Carl Van Vechten: Harlem Heroes

Media - 1983.63.155 - SAAM-1983.63.155_2 - 122857
Carl Van Vechten, Jacob Lawrence, from the portfolio 'O, Write My Name': American Portraits, Harlem Heroes, 1941, printed 1983, photogravure, Smithsonian American Art Museum, Transfer from the National Endowment for the Arts, 1983.63.155, Photograph © Van Vechten Trust; Compilation/Publication © Eakins Press Foundation. From 'O, Write My Name': American Portraits, Harlem Heroes (Eakins, 2015)
August 25, 2016
When author and social commentator Carl Van Vechten focused his camera on the African American community of writers, artists, singers, athletes, and politicians in Harlem beginning in the 1930s, it was an eye-opening experience. Not only did he manage to capture key figures of the Harlem Renaissance often early in their careers, his portraits also provided a lens into the black community revealing a vibrant culture that was nearly invisible to the mainstream art world. Included in SAAM's exhibition, Harlem Heroes: Photographs by Carl Van Vechten, are his images of James Baldwin, Ossie Davis, W.E.B. DuBois, Ella Fitzgerald, Althea Gibson, Langston Hughes, Bill "Bojangles" Robinson, and Bessie Smith. Of special interest to SAAM, the exhibition includes Van Vechten's portraits of Romare Bearden, Jacob Lawrence, and Horace Pippin.

"I think it was my original intention to photograph everybody and everything in the world!" Van Vechten said about his work. In 1980, sixteen years after his death, the fragile 35mm nitrate negatives were transformed into handmade gravure prints by photographer Richard Benson and the Eakins Press Foundation. The painstaking and detailed process resulted in the album titled, 'O, Write My Name': American Portraits, Harlem Heroes, completed in 1983. Many of the photographs have not been on view since SAAM acquired them at the time.

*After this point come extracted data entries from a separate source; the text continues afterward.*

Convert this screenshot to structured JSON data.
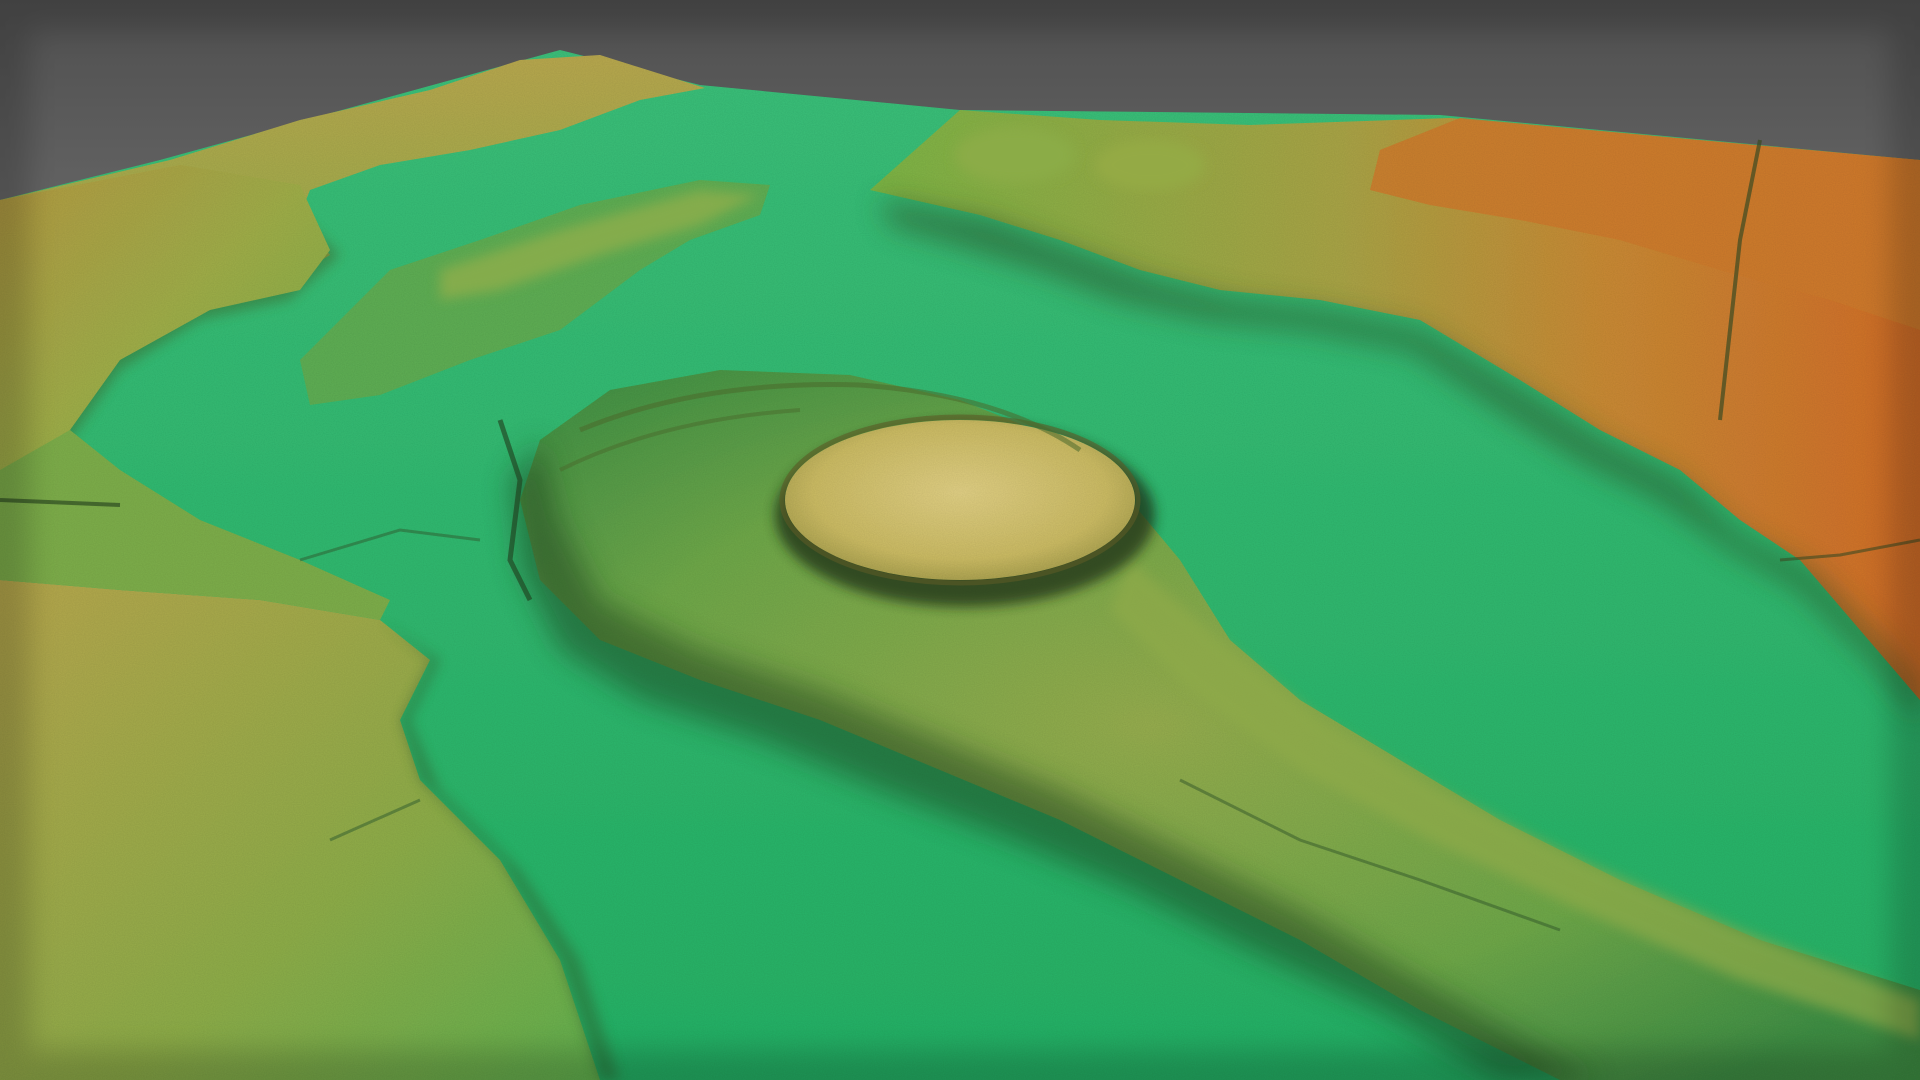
{
  "scene": {
    "kind": "lidar-terrain-3d-render",
    "colors": {
      "sky_top": "#5a5a5a",
      "sky_bottom": "#b3b3b3",
      "valley_floor": "#2fb86a",
      "valley_floor_light": "#3fc276",
      "slope_mid": "#6fb24c",
      "upland_yellow": "#c8bb5a",
      "upland_ochre": "#b89a42",
      "summit_orange": "#cf7a2e",
      "shadow": "#1f3a1a",
      "hilltop_pale": "#d9c879"
    }
  }
}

In 1942, in an article for the National Association for the Advancement of Colored People's journal, The Crisis, Van Vechten wrote, "I have made myself during the past ten years, perhaps the largest group of photographs of notable Negro personalities ever made by one man." He would continue to document the lives of African Americans until his death in 1964.

Harlem Heroes is presented in honor of the opening of the Smithsonian's National Museum of African American History and Culture next month.